From the Kentish Express, 5 March 1943 - on 27 September 1940, during the Battle of Britain,  a Spitfire forced down an Junkers 88 bomber on the marshes between Whitstable and Seasalter. When British soldiers went to capture them, the crew opened fire with machine-guns. The British soldiers, from the 1st battalion London Irish Rifles,  replied, and eventually the crew of the plane surrendered. The aircraft, saved from an explosive charge intended to destroy it, was subsequently examined at Farnborough, providing much useful information.

This event, said the newspaper, was small in comparison with the battle in the skies, but "actually of" great historical significance". The Battle of Graveney Marsh was "the first time Englishmen ... fought with foreign troops on British soil since the Battle of Hastings, 1066"

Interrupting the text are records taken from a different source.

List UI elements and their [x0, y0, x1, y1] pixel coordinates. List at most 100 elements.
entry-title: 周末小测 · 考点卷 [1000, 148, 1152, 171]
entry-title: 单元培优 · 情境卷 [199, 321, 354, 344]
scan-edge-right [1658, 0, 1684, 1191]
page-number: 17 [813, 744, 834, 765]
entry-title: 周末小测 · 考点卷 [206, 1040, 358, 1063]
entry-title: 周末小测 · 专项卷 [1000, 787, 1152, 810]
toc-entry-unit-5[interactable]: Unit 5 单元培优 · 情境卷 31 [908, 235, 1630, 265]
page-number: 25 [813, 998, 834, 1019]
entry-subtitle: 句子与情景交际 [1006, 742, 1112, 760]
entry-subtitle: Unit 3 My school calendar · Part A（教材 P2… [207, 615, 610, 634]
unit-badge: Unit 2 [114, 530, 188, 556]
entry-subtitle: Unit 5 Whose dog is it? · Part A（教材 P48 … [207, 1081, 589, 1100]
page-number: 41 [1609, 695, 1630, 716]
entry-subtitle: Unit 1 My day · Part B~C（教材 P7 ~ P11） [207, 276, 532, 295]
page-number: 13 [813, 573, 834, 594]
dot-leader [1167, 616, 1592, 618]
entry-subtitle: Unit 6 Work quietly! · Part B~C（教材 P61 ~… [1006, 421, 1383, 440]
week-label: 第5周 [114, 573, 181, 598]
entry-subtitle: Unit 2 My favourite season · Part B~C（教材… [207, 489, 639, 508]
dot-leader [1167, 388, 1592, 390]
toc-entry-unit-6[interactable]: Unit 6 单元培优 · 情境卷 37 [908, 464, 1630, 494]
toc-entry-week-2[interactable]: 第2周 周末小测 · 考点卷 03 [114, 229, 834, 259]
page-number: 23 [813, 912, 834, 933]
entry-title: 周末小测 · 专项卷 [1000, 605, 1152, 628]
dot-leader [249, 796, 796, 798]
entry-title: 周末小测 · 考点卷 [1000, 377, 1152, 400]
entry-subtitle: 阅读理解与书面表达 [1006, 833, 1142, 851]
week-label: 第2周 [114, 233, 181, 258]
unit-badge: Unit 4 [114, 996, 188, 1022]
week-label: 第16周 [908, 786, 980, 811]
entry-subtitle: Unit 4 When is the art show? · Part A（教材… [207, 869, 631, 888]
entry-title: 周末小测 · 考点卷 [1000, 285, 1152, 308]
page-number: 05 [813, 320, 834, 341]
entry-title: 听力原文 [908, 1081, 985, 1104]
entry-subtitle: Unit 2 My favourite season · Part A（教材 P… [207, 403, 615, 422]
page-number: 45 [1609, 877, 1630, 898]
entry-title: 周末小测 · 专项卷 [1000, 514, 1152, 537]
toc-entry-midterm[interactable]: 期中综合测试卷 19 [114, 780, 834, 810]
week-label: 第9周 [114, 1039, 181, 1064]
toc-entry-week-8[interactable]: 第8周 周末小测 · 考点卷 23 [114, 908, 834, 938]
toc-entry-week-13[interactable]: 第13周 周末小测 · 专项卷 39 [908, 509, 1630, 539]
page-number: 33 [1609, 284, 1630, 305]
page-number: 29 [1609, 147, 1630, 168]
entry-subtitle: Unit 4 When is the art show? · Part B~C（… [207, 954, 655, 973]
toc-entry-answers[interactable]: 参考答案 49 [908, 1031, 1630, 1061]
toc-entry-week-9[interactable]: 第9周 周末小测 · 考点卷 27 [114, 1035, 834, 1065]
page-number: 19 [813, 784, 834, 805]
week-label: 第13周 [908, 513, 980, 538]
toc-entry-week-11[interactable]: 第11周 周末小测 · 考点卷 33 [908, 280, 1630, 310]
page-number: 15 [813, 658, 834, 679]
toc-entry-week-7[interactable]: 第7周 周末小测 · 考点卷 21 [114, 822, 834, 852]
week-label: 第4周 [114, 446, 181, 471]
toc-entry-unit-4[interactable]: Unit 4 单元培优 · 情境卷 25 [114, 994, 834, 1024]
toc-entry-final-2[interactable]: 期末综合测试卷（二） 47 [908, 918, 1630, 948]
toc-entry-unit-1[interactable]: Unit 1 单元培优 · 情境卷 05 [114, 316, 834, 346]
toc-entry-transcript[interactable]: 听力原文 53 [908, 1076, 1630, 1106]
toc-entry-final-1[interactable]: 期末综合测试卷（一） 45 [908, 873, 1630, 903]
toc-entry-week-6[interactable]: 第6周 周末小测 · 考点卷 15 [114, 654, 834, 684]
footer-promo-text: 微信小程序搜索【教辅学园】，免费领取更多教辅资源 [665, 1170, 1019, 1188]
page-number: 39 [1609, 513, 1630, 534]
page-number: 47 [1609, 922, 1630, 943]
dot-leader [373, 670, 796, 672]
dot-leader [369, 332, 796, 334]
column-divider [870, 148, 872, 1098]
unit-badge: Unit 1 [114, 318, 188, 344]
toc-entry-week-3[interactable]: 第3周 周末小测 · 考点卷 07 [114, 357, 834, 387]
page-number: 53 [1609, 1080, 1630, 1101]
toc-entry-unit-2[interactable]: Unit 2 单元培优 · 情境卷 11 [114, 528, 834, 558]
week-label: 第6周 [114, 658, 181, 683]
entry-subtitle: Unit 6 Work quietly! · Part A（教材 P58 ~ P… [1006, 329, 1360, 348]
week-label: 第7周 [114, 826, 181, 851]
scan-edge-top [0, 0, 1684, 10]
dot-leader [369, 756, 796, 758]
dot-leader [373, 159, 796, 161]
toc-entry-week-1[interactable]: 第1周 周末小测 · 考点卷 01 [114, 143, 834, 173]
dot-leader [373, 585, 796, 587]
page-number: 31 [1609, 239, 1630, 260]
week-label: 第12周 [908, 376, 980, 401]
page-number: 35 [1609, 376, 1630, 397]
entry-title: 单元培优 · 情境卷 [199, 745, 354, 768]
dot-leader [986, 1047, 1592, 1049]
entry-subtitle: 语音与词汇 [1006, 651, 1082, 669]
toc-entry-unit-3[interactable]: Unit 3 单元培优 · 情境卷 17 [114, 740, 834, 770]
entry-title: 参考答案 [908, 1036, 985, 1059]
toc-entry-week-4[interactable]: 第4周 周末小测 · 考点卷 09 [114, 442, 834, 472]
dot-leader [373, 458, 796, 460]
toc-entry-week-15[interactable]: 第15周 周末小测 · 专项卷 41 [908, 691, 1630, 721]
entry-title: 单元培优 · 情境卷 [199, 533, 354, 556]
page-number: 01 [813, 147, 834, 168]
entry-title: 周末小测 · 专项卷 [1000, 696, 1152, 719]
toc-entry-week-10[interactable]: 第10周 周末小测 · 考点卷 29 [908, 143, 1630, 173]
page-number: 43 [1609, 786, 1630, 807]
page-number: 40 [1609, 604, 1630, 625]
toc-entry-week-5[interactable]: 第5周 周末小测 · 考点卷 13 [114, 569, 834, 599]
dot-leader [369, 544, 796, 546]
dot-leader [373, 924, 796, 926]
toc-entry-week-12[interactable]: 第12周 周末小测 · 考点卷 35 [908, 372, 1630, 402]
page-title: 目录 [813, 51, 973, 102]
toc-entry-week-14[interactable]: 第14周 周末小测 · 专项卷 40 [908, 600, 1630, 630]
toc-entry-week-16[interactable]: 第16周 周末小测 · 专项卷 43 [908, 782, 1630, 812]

In September 2010,  a commemorative plaque (right) was presented to The Sportsman public house, where the London Irish Rifles battalion had been stationed in 1940. The plate reads: Presented to The Sportsman Inn 26th September 2010 to commemorate the 70th Anniversary of "The Battle of Graveney Marsh" by the London Irish Rifles Regimental Association".

* Notes: On 6 January 1781, the Battle of Jersey was fought against a French army attempting to invade. A later battle on British soil was fought at Fishguard between 22-24 February 1797 against invading French Revolutionary troops.